The author of the op-ed continues by sharing several arguments that are not just misleading, but untrue.
I am one of 28 appointed scientists serving on the Maine Climate Council’s scientific and technical subcommittee. Over the past year, we have worked to share the latest science on how climate change is impacting our state, in an effort to inform the Governor’s Climate Action Plan, to be released Dec. 1. A great deal of work has gone into sharing scientific research results in a digestible format with the council’s decision-making body and the public.
While I appreciate that hydroelectric dams do impact their local environments, they are not a driver of the warming in the Gulf of Maine. Mixing this message into the narrative of the Gulf of Maine is confusing and potentially detrimental to keeping the focus on the causes of our localized warming and our strategies for mitigation.
Dr. Andrew Pershing, chief scientist at the Gulf of Maine Research Institute, and his colleagues, published their research findings in 2015 in one of the most premier and rigorously reviewed scientific journals, Science, and stated that the Gulf of Maine warmed faster than 99.9 percent of the world’s oceans between 2004 and 2013. No other large-scale water body warmed faster over that time.
Several reasons for the Gulf of Maine’s rapid warming are discussed in this paper and other peer-reviewed, published literature.
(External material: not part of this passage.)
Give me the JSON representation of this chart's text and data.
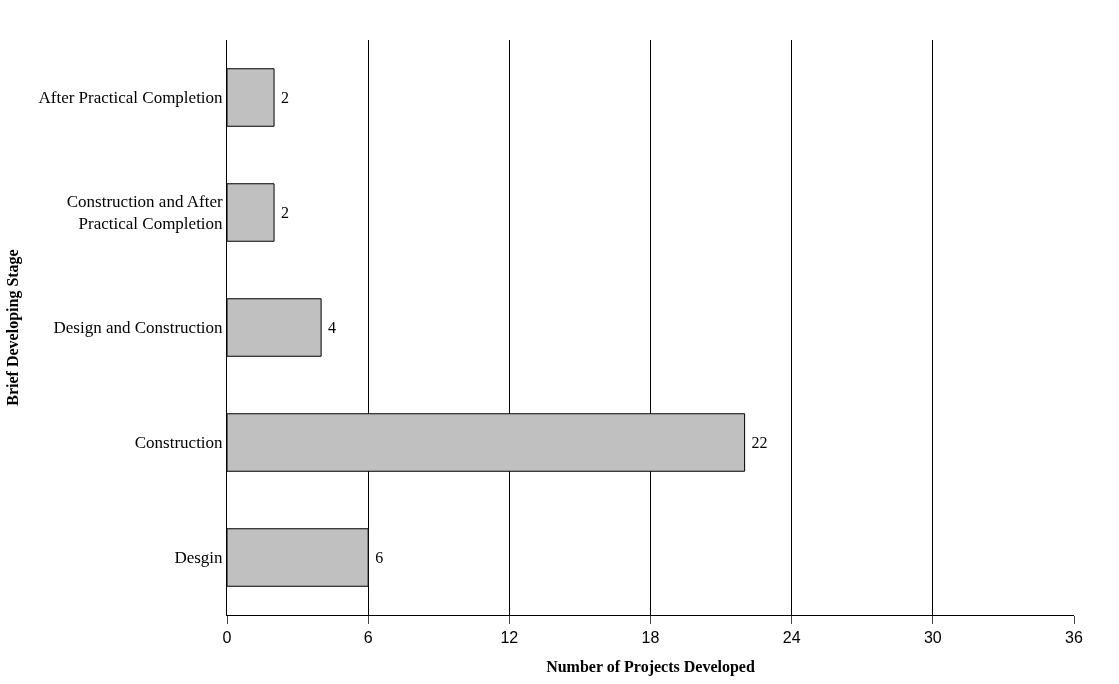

All are associated with human caused climate change.
First, and most obvious, is simply background global warming. The air above the gulf is warming, and much of this heat is absorbed by the ocean.
Second, changes in regional ocean currents are occurring. The warm Gulf Stream is shifting poleward, which is linked to increasing greenhouse gasses during the 20th century. Simultaneously, the melting of Greenland ice sheets releases cold, fresh water into the central North Atlantic. The fresh water does not sink like dense, salty water and, thus, diminishes the strength of the colder Labrador Current coming into the Gulf of Maine.
The changes in these water masses—the retreat of the Labrador Current and the northwesterly shift of the Gulf Stream—result in warmer water pooling in the gulf. Additionally, there are correlations between Gulf of Maine water temperature and atmospheric connections and the Pacific Decadal Oscillation and the weakening of westerly winds that are under further study.
Nowhere in any of the reading I have done, nor in the discussions of the Maine Climate Council, were hydroelectric dams in Canada or Russia part of the story of warming in the Gulf of Maine.